Im Ghetto Theresienstadt gab es eine erste und zweite Liga sowie Pokalwettbewerbe. Den Fußballern drohten stets Deportation und Tod.

Historiker Kevin Simpson: „Theresienstadt war nur eine Station auf dem Weg nach Auschwitz“ Foto: imago/Volker Preußer

Pavel Weiner hat in seinem Tagebuch notiert, was er am 13. August 1944 erlebt hat. „Ich habe schnell mein Essen vertilgt und bin sofort zum Spiel.“ Es fand nämlich das Pokalfinale von Theresienstadt statt. „Während des Spiels werden blaue Papierstücke auf den Platz geworfen“, notiert der begeisterte 13-Jährige. „Das Jufa-Team wird ausgelassen bejubelt.“ Fußball begeisterte Pavel, und sein Team, die „Jugendfürsorge“, die im Lager meist „Jufa“ genannt wurde, gewann auch 5:1 über die „Elektriker“. „Auf dem Weg nach Hause treffen wir einen Jungen, der eine Wette verloren hat und nun mit dem Maulkorb und der Leine einer deutschen Dogge herumlaufen muss.“

Manche Historiker nennen Theresienstadt ein KZ, andere bleiben bei dem Begriff Ghetto, ein Wort, das allerdings auch die Nazis benutzten. Das Leben war hier erträglicher als in anderen KZs, aber die Todesrate lag in Theresienstadt etwa so hoch wie in Dachau oder Buchenwald. Und, wie der Historiker Kevin Simpson schreibt: „Theresienstadt war nur eine Station auf dem Weg nach Auschwitz.“

Dennoch gab es hier zwischen 1943 und 1944 einen intakten Fußballbetrieb – mit erster und zweiter Liga, Pokalwettbewerb, Jugendliga, und einer fußballerischen Innovation, die es sonst nirgends auf dem europäischen Kontinent gab: den Supercup. Das Aufeinandertreffen von Meister und Pokalsieger war bis dato eine englische Spezialität, die Football Association (FA) hatte sie seit 1921. In Deutschland gibt es ihn erst seit 1987, die frühesten Supercups gab es in den Niederlanden 1949 und Zypern 1951.
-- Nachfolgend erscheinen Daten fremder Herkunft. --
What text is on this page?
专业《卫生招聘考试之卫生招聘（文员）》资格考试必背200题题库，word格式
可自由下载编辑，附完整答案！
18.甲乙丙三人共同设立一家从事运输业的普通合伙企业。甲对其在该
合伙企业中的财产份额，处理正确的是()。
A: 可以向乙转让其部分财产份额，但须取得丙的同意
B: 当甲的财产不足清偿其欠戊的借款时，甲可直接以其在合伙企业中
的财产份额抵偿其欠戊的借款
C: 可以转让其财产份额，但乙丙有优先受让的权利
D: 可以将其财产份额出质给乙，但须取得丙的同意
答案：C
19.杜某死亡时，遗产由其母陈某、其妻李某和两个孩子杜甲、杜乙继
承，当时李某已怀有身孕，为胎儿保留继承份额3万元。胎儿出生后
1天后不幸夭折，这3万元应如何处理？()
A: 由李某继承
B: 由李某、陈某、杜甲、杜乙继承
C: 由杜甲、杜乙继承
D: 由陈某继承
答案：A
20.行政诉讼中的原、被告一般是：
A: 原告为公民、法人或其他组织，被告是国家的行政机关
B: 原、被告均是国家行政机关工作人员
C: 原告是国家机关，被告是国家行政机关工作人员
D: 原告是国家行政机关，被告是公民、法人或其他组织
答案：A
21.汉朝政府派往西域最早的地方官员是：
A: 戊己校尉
Den historischen Supercup von 1944 verlor die Jufa mit 1:8 gegen den SK Sparta. Gespielt wurde in einer Kaserne vor 3.600 Zuschauern. „Der Ligameister brillierte vor allem im Abschluss, womit er seine Überlegenheit auch in Tore umwandelte, der Pokalsieger versagte im Angriff dagegen total“, schreibt der tschechische Sportjournalist František Steiner, selbst Schoah-Überlebender. Sein Buch „Fußball unterm gelben Stern“ (Verlag Ferdinand Schöningh) liegt nun auf Deutsch vor (2009 erschien die tschechische Originalausgabe), und es enthält Informa­tio­nen, die bislang kaum bekannt waren. Etwa die zum Supercup.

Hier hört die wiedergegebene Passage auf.